I had hoped to do this for 3.12.0, but after looking at the #ifdef swamp in VG_(am_startup) that sets aspacem_maxAddr, I think it is too risky, because of the number of different cases that need to be verified. So I'd propose to leave it till after the release. The number of users that this will affect is tiny and those that really need it in 3.12.x can cherry pick the trunk commit into their own custom 3.12.x build, once we fix it on the trunk.
Created attachment 105548 [details] test case (allocgig.c)
Created attachment 105549 [details] Proposed fix (so far, Linux only)
Fails at 32Gb without patch: trying for 31 GB .. ==12078== Warning: set address range perms: large range [0x3960c040, 0x7f960c040) (defined) .. OK ==12078== Warning: set address range perms: large range [0x3960c028, 0x7f960c058) (noaccess) trying for 32 GB .. allocgig: allocgig.c:15: main: Assertion `p' failed. ==12078== ==12078== Process terminating with default action of signal 6 (SIGABRT) ==12078== at 0x4E6E428: raise (raise.c:54) ==12078== by 0x4E70029: abort (abort.c:89) ==12078== by 0x4E66BD6: __assert_fail_base (assert.c:92) ==12078== by 0x4E66C81: __assert_fail (assert.c:101) ==12078== by 0x400700: main (in /home/tomh/allocgig) and at 64Gb with the patch: trying for 63 GB .. ==14020== Warning: set address range perms: large range [0x10060c4040, 0x1fc60c4040) (defined) .. OK ==14020== Warning: set address range perms: large range [0x10060c4028, 0x1fc60c4058) (noaccess) trying for 64 GB .. allocgig: allocgig.c:15: main: Assertion `p' failed. ==14020== ==14020== Process terminating with default action of signal 6 (SIGABRT) ==14020== at 0x4E6E428: raise (raise.c:54) ==14020== by 0x4E70029: abort (abort.c:89) ==14020== by 0x4E66BD6: __assert_fail_base (assert.c:92) ==14020== by 0x4E66C81: __assert_fail (assert.c:101) ==14020== by 0x400700: main (in /home/tomh/allocgig)
Created attachment 105561 [details] Proposed fix (so far, Linux and Solaris only) Solaris changes.
Unfortunately I do not have a machine with >32 GB of physical memory where I can install Solaris and try it out. Solaris does not overcommit when allocating memory.

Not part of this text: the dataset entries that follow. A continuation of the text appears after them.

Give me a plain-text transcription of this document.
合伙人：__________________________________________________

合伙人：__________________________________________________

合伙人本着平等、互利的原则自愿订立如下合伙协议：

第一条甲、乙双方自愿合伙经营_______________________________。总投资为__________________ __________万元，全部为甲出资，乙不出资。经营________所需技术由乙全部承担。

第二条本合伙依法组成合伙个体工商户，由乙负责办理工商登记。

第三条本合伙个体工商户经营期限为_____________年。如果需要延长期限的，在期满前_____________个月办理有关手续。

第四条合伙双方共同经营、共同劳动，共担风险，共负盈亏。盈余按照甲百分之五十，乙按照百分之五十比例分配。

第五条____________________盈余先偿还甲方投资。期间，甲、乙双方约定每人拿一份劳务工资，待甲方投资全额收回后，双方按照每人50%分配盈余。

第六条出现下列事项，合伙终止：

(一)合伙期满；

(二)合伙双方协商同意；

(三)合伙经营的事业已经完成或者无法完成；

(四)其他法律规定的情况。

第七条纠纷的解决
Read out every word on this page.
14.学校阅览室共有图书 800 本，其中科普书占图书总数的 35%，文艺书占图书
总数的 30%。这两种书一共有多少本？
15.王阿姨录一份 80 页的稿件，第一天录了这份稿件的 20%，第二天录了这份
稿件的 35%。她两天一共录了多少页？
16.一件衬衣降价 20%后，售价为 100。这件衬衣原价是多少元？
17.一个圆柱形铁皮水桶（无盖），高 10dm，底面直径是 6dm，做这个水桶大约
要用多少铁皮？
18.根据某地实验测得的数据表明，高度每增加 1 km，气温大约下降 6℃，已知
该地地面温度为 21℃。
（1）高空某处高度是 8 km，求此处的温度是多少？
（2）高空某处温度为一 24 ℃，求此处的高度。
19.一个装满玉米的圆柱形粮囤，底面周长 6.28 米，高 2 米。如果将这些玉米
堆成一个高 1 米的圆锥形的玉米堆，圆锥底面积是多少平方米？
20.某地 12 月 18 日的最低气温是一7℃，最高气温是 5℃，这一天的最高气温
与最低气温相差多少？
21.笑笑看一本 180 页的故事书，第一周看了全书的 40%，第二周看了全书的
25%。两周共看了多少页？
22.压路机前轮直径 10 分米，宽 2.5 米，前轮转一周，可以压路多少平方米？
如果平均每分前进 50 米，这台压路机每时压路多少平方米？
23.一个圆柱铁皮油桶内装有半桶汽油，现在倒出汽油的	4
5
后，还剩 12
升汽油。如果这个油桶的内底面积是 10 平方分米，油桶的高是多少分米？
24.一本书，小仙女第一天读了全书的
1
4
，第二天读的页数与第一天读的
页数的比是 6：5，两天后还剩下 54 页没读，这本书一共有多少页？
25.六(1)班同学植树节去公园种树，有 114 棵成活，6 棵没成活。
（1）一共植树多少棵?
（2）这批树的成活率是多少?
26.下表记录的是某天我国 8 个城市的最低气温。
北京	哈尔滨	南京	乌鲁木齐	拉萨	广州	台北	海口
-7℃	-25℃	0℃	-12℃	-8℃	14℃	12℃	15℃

Regression tests passed ok.
Solaris and Linux limit increased to 128GB in r16381. OSX is so far unchanged. Rhys, do you want to change OSX too? I think nothing will break if OSX isn't changed. So, as you like.
Closing, for now. If we need to change the OSX limits later then, well, fine.
Any changes for macOS can come later.